In the context of accounting fraud, we test hypotheses for auditors’ use of external evidence
depicting the performance of a key business process. Management has implemented an
accounting fraud involving overstated client revenue (and profitability) using one of two
types of strategies to conceal the fraud (‘concealment strategies’). The two concealment
strategies produce financial results that have different levels of compatibility with the
client’s strategic business objectives and results of operations during the period. In all
treatments, the controller provided the same fraudulent explanation for the higher-than-
expected revenue number. To assess fraud risks at the planning stage of an audit, senior
auditors were given the unaudited financial statement numbers (under the two different
concealment strategies), business process performance evidence, and external evidence on
levels of achieved customer satisfaction for increased sales. Given both consistent and
inconsistent fraud risk implications for profiles of the financial statement and internal
business process performance evidence, we examine the impact of fraud risk assessments
of external evidence on the performance of a key business objective.

There are three major contributions of this research. First, in an environment where there is
increased emphasis on fraud detection, there is a need to rethink the types of evidence
used (Hammersley, 2011, Hoffman and Zimbelman, 2009, Peecher et al., 2007). Here we
examine fraud risk assessments of auditors when they simultaneously use different sources
of evidence that are subject to different degrees of management influence. While some
forms of evidence can be manipulated by management, other evidence is generally more
difficult to manipulate as it comes from outside the organization.

Second, as suggested by Peecher et al. (2007), there is a need for research that addresses
the conditions under which auditors are more versus less likely to engage in triangulation.
Importantly, we find that external evidence, related to key business objectives, impacts
fraud assessments when the implications of two types of management-controlled evidence
are inconsistent. However, given the ability of management to manipulate this evidence,
external evidence related to business objectives should also be useful to detect fraud in
situations where the two types of evidence controlled by management both consistently
suggest a low likelihood of fraud. This was not the case in our study even though it is this
very situation where external evidence should be of most benefit in detecting fraud.

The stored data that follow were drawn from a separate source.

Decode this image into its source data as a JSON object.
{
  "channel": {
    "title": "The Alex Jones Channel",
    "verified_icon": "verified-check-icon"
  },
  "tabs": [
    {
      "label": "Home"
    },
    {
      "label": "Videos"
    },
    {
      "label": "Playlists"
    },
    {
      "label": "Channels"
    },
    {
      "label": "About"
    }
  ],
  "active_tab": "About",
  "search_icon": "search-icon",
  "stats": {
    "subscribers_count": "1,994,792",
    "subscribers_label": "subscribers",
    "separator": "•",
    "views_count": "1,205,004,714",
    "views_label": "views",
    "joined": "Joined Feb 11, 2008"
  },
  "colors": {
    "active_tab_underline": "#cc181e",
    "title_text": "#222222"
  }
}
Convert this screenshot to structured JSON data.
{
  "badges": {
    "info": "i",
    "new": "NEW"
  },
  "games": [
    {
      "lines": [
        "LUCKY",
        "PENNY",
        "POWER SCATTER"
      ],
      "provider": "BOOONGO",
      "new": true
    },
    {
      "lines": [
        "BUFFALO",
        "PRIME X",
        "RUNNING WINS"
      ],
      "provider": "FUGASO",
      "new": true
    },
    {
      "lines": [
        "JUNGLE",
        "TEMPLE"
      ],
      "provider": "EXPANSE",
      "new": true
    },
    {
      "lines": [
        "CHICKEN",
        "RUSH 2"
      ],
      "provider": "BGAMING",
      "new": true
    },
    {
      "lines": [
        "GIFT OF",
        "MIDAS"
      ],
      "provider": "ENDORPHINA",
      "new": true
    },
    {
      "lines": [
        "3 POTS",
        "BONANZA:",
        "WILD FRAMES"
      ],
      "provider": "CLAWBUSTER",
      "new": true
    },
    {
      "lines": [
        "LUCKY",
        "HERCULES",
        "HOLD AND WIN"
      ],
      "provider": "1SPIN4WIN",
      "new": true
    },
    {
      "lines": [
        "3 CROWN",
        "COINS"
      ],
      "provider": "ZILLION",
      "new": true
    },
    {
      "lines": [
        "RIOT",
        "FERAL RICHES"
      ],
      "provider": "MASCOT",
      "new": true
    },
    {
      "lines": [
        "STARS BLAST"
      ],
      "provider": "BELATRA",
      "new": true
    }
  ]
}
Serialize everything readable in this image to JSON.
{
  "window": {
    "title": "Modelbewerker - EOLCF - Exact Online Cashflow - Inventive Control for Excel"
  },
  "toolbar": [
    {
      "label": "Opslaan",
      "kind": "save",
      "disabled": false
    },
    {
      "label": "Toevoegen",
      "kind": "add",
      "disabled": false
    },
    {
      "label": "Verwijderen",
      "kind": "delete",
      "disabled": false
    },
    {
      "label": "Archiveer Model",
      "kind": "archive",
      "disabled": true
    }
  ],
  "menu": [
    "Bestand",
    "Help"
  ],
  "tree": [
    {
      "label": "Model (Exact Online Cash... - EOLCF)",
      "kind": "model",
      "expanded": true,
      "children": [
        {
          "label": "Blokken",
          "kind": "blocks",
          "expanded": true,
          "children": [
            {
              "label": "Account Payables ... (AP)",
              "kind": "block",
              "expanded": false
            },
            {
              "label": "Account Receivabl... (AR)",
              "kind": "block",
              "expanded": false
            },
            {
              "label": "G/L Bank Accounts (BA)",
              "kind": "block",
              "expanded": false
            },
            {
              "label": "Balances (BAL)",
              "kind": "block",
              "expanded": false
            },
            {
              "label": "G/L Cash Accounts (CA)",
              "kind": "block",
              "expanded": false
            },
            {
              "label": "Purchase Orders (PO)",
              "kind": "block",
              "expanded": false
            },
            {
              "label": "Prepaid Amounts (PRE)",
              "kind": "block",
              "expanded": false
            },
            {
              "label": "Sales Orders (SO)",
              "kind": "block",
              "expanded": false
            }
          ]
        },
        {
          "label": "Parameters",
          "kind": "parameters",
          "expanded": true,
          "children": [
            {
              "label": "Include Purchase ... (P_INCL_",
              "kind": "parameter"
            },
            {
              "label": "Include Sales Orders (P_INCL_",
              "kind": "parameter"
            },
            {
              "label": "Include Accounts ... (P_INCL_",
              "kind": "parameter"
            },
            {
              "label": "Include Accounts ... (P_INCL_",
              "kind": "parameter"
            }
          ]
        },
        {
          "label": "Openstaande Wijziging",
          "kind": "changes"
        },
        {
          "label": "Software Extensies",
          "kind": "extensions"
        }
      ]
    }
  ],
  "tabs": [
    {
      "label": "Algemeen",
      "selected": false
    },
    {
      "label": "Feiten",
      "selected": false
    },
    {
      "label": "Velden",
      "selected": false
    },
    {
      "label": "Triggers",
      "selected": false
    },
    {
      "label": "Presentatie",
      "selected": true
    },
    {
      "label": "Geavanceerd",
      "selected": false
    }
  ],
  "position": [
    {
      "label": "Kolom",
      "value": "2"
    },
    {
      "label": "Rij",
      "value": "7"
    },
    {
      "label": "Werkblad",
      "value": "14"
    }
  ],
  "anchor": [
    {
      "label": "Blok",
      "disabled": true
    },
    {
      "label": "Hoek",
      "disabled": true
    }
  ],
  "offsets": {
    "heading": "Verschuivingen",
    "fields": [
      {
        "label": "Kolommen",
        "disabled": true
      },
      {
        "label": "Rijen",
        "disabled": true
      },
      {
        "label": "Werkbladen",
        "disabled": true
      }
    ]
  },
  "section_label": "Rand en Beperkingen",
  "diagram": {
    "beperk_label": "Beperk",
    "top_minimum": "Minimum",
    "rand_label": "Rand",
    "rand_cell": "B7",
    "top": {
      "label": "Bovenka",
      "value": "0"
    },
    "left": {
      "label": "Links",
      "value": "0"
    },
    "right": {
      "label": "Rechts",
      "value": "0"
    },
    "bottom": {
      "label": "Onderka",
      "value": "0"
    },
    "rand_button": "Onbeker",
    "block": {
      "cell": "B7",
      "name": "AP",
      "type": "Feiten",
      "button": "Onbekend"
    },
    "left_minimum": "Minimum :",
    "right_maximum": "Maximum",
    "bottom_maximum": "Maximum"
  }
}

Third, we report results on the ability of auditors to use evidence on the performance of the
client’s business model to assess the risk of a (seeded) accounting fraud. We manipulate the
financial statements such that there is either relatively high or low compatibility of the
asserted financial statement numbers with the design and performance of the client’s
business model. While a lack of compatibility does not necessarily indicate a misstatement,
it should result in auditors refining their misstatement and non-misstatement expectations
(Peecher et al., 2007). We find that auditors can use evidence on the performance of the
client’s business model, and its compatibility with the financial statements, to interpret
appropriately the fraud risk implications.